Isso porque o texto do § 7° do artigo 12 se refere à geração de energia hidráulica, não mencionando, por exemplo, a geração de energia solar ou eólica, dois ramos em franca expansão no Brasil.
Assim, a rigor, os espaços destinados aos parques eólicos ou às placas solares que demandem desmatamento para sua instalação podem desflorestar em APP – desde que, como visto, atestem não haver alternativa de técnica ou de localização –, mas não estão desincumbidos de observar a reserva legal. E, neste caso, havendo necessidade de compensação de reserva legal, ela se dará em área situada no mesmo ecossistema da área à qual a cota de reserva ambiental (CRA) está vinculada.
Evidentemente que essa interpretação também poderá – ou melhor, deverá – ser objeto de questionamento perante o Judiciário, pois se a geração de energia hidrelétrica não está obrigada a guardar a reserva legal, não se enxergam razões para que esse regime não seja estendido aos outros métodos, igualmente limpos, de geração de energia.

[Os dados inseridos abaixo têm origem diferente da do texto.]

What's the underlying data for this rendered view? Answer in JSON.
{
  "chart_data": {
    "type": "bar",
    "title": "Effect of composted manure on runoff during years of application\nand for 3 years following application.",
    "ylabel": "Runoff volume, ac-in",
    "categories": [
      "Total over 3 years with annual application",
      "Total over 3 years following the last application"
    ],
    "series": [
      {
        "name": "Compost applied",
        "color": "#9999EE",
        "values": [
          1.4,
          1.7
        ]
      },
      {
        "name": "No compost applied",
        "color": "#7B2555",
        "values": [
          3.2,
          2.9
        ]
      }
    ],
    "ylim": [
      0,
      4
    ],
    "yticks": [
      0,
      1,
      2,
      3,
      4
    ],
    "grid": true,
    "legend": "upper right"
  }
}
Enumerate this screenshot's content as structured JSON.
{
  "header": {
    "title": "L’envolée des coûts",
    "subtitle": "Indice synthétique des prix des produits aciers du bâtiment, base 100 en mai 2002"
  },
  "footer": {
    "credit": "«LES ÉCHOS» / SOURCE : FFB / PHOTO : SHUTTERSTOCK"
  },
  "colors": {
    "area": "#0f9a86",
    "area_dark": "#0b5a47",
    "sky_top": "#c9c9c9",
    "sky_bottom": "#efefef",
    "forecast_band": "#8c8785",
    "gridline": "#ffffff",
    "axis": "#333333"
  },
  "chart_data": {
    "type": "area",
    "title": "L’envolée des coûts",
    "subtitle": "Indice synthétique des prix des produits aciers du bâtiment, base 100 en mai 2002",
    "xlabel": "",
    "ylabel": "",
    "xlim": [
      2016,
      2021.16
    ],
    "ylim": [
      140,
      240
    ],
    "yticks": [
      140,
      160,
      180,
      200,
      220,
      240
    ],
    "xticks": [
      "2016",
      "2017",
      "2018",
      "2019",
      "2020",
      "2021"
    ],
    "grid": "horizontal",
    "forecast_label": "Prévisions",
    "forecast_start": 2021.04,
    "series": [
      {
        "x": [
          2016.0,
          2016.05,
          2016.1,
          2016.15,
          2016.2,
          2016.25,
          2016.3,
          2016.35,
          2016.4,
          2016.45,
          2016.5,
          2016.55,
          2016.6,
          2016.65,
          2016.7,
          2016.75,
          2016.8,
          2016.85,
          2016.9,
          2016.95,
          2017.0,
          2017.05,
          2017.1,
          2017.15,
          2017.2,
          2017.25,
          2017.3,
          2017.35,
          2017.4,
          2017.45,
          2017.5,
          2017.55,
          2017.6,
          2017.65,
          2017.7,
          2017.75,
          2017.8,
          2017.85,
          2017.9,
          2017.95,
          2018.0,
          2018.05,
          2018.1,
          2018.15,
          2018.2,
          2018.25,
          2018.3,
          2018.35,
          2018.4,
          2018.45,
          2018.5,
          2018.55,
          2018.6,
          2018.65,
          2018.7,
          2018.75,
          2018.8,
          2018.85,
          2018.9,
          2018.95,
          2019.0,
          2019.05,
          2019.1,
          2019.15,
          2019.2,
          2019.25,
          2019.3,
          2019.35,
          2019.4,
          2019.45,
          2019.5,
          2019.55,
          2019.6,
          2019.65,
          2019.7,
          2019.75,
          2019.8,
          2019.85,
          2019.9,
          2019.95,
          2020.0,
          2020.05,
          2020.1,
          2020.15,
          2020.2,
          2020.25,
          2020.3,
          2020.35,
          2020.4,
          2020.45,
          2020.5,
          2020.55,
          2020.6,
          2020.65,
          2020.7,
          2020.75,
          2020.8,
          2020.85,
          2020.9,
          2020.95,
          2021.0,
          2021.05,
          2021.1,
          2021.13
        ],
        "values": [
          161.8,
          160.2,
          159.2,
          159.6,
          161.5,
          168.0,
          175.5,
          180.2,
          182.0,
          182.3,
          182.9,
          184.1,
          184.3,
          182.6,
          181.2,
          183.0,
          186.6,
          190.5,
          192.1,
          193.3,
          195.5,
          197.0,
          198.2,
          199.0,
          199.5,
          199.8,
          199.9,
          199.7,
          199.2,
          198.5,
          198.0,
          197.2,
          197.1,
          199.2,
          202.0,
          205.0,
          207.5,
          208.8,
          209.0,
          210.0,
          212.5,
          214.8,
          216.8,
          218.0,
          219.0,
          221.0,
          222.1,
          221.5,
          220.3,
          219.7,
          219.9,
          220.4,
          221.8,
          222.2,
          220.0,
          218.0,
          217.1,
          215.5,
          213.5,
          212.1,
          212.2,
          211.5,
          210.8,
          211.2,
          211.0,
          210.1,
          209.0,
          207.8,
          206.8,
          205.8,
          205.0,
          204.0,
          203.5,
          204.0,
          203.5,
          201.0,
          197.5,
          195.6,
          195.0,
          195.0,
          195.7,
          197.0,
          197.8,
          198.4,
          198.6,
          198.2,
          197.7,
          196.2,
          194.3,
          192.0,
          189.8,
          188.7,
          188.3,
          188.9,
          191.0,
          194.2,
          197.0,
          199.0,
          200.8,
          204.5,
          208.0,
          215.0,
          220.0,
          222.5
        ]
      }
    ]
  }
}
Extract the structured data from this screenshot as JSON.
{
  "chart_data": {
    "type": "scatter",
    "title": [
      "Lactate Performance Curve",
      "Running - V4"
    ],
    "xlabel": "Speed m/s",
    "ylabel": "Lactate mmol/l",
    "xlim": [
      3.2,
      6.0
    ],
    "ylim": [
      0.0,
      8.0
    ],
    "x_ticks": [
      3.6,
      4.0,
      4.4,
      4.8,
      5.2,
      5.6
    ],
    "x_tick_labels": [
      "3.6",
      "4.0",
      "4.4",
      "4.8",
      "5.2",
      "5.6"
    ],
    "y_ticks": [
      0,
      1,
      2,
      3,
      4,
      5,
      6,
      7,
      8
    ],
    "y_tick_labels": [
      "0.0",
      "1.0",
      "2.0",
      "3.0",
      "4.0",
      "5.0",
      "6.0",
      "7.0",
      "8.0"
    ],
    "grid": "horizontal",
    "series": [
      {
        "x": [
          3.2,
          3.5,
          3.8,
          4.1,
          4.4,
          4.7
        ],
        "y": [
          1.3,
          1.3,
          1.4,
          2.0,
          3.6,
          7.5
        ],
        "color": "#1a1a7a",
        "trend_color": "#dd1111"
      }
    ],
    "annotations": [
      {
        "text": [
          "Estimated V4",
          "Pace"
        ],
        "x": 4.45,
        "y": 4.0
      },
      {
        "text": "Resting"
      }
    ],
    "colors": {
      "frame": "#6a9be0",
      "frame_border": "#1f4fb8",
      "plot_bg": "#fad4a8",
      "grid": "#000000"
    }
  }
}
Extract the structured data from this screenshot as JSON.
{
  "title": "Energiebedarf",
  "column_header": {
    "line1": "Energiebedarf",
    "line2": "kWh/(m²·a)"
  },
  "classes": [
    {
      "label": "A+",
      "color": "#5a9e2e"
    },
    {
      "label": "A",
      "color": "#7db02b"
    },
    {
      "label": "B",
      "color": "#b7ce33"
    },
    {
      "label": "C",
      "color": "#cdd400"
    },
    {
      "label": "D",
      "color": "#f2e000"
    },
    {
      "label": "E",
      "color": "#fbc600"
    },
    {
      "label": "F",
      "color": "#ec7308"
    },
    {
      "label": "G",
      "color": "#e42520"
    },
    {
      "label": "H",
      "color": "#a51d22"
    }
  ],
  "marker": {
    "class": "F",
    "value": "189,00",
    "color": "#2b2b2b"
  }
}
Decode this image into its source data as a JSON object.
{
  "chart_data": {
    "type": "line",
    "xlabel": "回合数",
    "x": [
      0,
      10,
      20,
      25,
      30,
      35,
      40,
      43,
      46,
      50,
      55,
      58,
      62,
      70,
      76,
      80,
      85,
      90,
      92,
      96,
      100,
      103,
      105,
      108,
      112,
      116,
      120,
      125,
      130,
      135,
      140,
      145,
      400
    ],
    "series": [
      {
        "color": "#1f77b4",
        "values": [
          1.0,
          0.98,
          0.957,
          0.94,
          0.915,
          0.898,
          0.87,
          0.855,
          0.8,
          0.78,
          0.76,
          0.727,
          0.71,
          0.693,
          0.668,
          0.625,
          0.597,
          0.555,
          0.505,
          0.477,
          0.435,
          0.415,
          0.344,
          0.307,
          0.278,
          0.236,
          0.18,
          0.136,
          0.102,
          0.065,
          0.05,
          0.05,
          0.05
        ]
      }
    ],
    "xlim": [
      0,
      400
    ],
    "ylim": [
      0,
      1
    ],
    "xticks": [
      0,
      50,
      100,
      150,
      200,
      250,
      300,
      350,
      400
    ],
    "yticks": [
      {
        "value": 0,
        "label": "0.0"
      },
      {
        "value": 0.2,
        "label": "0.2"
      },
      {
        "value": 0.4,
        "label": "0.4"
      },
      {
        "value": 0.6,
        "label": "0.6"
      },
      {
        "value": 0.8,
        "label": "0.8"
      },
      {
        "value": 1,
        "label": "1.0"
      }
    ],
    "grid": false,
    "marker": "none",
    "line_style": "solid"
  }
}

Em todo o caso, com a segurança jurídica que a decisão do STF traz consigo, espera-se que muitas das previsões da lei sejam, enfim, implementadas. É o caso do PRA, que precisa ser regulamentado pelos Estados, os quais, por sua vez, aguardavam a chancela do Supremo para agir. Com o PRA, finalmente, várias áreas desmatadas poderão ser recuperadas. Ainda que essa recuperação signifique, para alguns, a anistia de certos crimes, o objetivo maior de toda norma ambiental será atingido.
Marina Gadelha é advogada especialista em Direito Ambiental e Minerário da Queiroz Cavalcanti Advocacia, conselheira federal da OAB pela Paraíba e presidente da Comissão Nacional de Direito Ambiental da OAB.